A Large-Scale Study on the Development and Issues of Multi-Agent AI Systems
It addresses the lack of understanding about the evolution and maintenance of multi-agent AI systems, which is crucial for developers and researchers to improve reliability and sustainability, though it is incremental as it applies existing empirical methods to a new domain.
This paper conducted the first large-scale empirical study on multi-agent AI systems, analyzing over 42K commits and 4.7K issues to reveal development patterns, such as 40.8% of changes being feature enhancements, and median issue resolution times ranging from under a day to two weeks.
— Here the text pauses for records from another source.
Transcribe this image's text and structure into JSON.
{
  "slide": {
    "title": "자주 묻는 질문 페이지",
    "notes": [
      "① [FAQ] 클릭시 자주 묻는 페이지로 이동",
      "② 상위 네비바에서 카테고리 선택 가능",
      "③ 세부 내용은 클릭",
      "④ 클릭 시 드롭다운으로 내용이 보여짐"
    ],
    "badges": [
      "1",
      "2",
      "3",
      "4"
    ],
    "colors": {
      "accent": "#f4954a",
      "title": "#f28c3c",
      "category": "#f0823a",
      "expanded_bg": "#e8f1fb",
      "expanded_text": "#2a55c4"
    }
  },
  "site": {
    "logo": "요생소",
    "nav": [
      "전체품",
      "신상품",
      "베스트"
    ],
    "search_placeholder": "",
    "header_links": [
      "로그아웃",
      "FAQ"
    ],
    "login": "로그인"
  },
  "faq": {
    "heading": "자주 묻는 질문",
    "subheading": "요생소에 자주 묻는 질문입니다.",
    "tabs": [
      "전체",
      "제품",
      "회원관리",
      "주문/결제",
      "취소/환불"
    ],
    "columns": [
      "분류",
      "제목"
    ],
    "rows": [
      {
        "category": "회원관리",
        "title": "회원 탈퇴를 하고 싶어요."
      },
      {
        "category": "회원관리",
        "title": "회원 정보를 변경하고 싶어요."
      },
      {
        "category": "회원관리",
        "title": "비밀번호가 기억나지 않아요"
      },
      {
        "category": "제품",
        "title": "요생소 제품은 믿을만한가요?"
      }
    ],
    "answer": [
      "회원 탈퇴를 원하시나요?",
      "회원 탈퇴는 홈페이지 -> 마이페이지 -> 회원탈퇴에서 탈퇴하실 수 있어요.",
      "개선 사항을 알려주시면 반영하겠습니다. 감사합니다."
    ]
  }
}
The rapid emergence of multi-agent AI systems (MAS), including LangChain, CrewAI, and AutoGen, has shaped how large language model (LLM) applications are developed and orchestrated. However, little is known about how these systems evolve and are maintained in practice. This paper presents the first large-scale empirical study of open-source MAS, analyzing over 42K unique commits and over 4.7K resolved issues across eight leading systems. Our analysis identifies three distinct development profiles: sustained, steady, and burst-driven. These profiles reflect substantial variation in ecosystem maturity. Perfective commits constitute 40.8% of all changes, suggesting that feature enhancement is prioritized over corrective maintenance (27.4%) and adaptive updates (24.3%). Data about issues shows that the most frequent concerns involve bugs (22%), infrastructure (14%), and agent coordination challenges (10%). Issue reporting also increased sharply across all frameworks starting in 2023. Median resolution times range from under one day to about two weeks, with distributions skewed toward fast responses but a minority of issues requiring extended attention. These results highlight both the momentum and the fragility of the current ecosystem, emphasizing the need for improved testing infrastructure, documentation quality, and maintenance practices to ensure long-term reliability and sustainability.